CO2 fixation by increasing the local concentration of both enzyme and substrate. However, in addition to proteins, pyrenoids are cross-threaded by a network of lipid-membranes with well-defined shapes (such as tubes or lamellae), and in some cases the pyrenoid surface is covered by surface plates of starch. Consequently, pyrenoids possess structural and dynamic complexities that existing experimental and modelling tools cannot easily address, :

(i) polymeric multivalent linker components;

(ii) internal networks of membranes;

(iii) droplet-surface carbohydrate plate structures;

(iv) triggered kinetics of division. YP3 will address the biological physics of formation, equilibrium, and dissolution of complex biomolecular LLPS morphologies in pyrenoids. This YP3 approach to LLPS is currently unique.

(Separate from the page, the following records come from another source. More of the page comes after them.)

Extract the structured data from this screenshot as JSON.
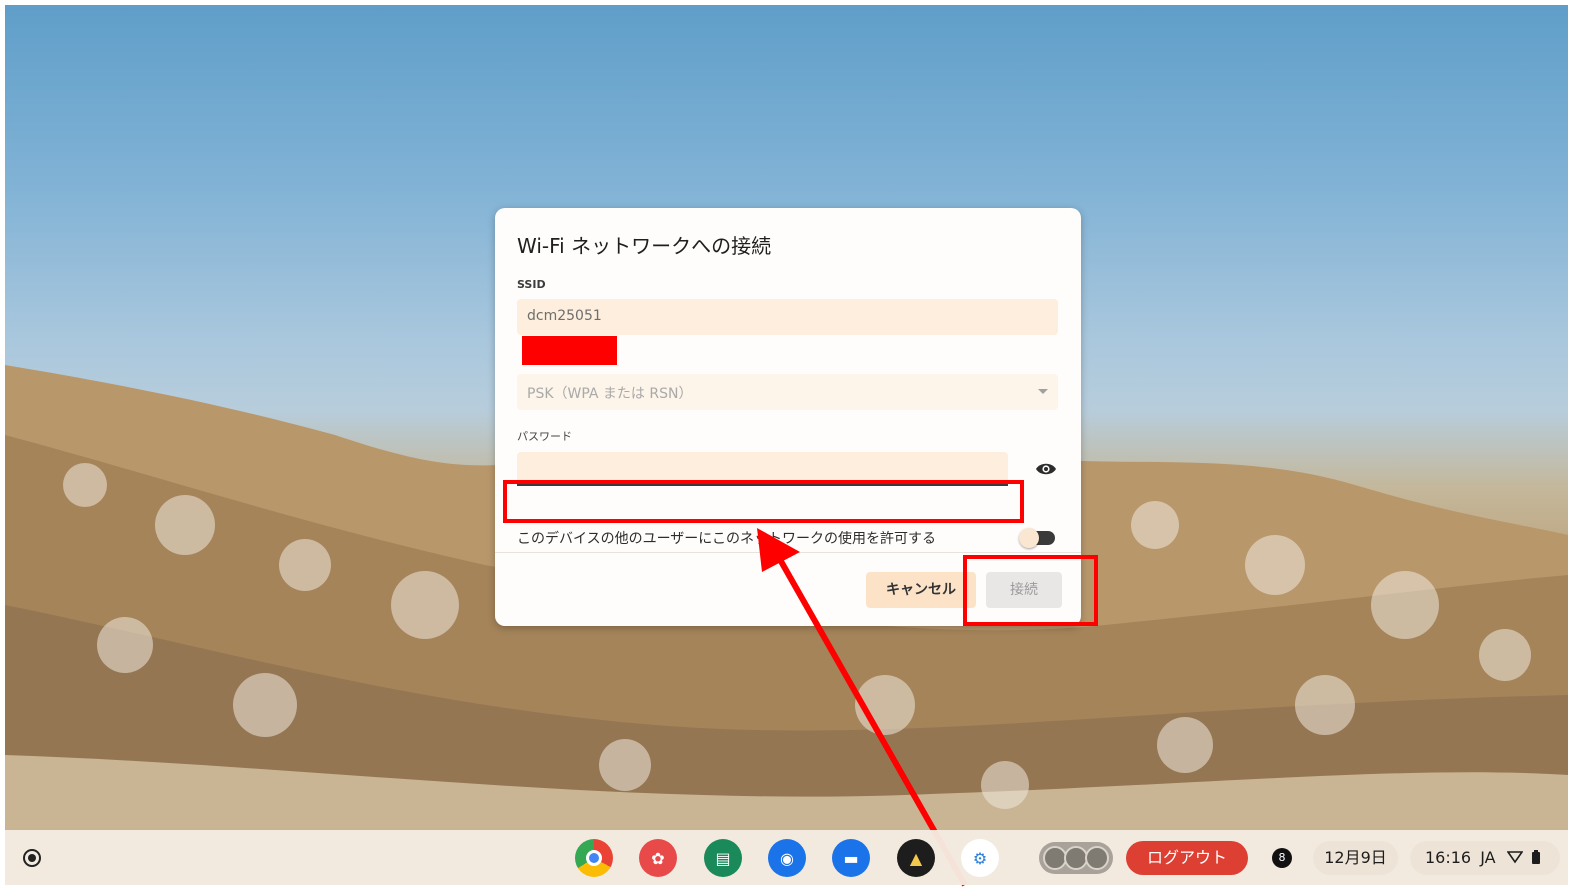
{
  "dialog": {
    "title": "Wi-Fi ネットワークへの接続",
    "ssid_label": "SSID",
    "ssid_value": "dcm25051",
    "security_value": "PSK（WPA または RSN）",
    "password_label": "パスワード",
    "password_value": "",
    "allow_label": "このデバイスの他のユーザーにこのネットワークの使用を許可する",
    "allow_enabled": true,
    "cancel_label": "キャンセル",
    "connect_label": "接続"
  },
  "shelf": {
    "apps": [
      "chrome-icon",
      "canvas-icon",
      "classroom-icon",
      "camera-icon",
      "files-icon",
      "school-app-icon",
      "settings-icon"
    ],
    "logout_label": "ログアウト",
    "notification_count": "8",
    "date": "12月9日",
    "time": "16:16",
    "ime": "JA"
  },
  "colors": {
    "annotation": "#ff0000",
    "logout": "#dd3f33",
    "field_bg": "#fdeedd"
  }
}
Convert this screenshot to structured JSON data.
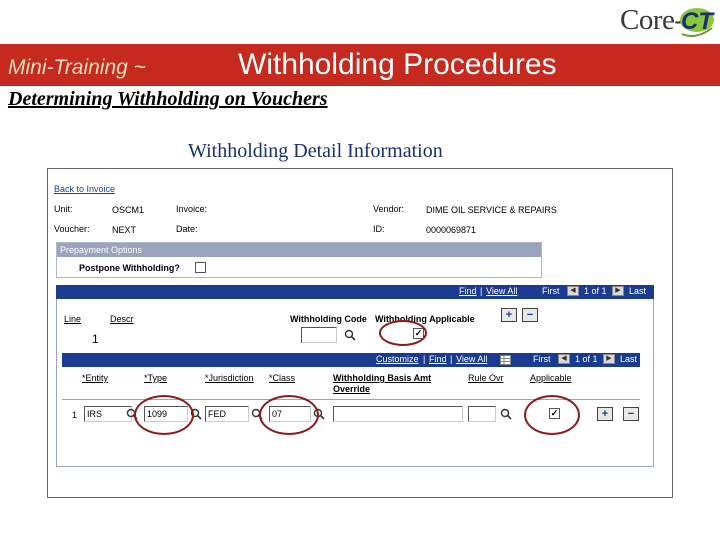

To date, all knowledge of pyrenoid assembly and function comes from the model green alga Chlamydomonas, however pyrenoids have convergently arisen multiple times across the eukaryotic tree of life and have diverse structures (Fig 2). The variation in pyrenoid structures across algae will further enrich the biological focus of the project.  YP3 will have a funnelled approach to identify the most instructive examples, with the bioinformatic  and genetic mapping of a wide class of pyrenoids, then focussed biophysical and theory/modelling  on a few select systems. The integrated approach of YP3 has created and is guided by our  overarching hypothesis H0: Algal pyrenoids have convergently evolved from diverse  components but are all underpinned by the same family of self-assembly physics. The process of evaluating H0 will supply the know-how necessary for construction of an artificial pyrenoid from  diverse natural and synthetic parts, together with a multiscale model of its assembly.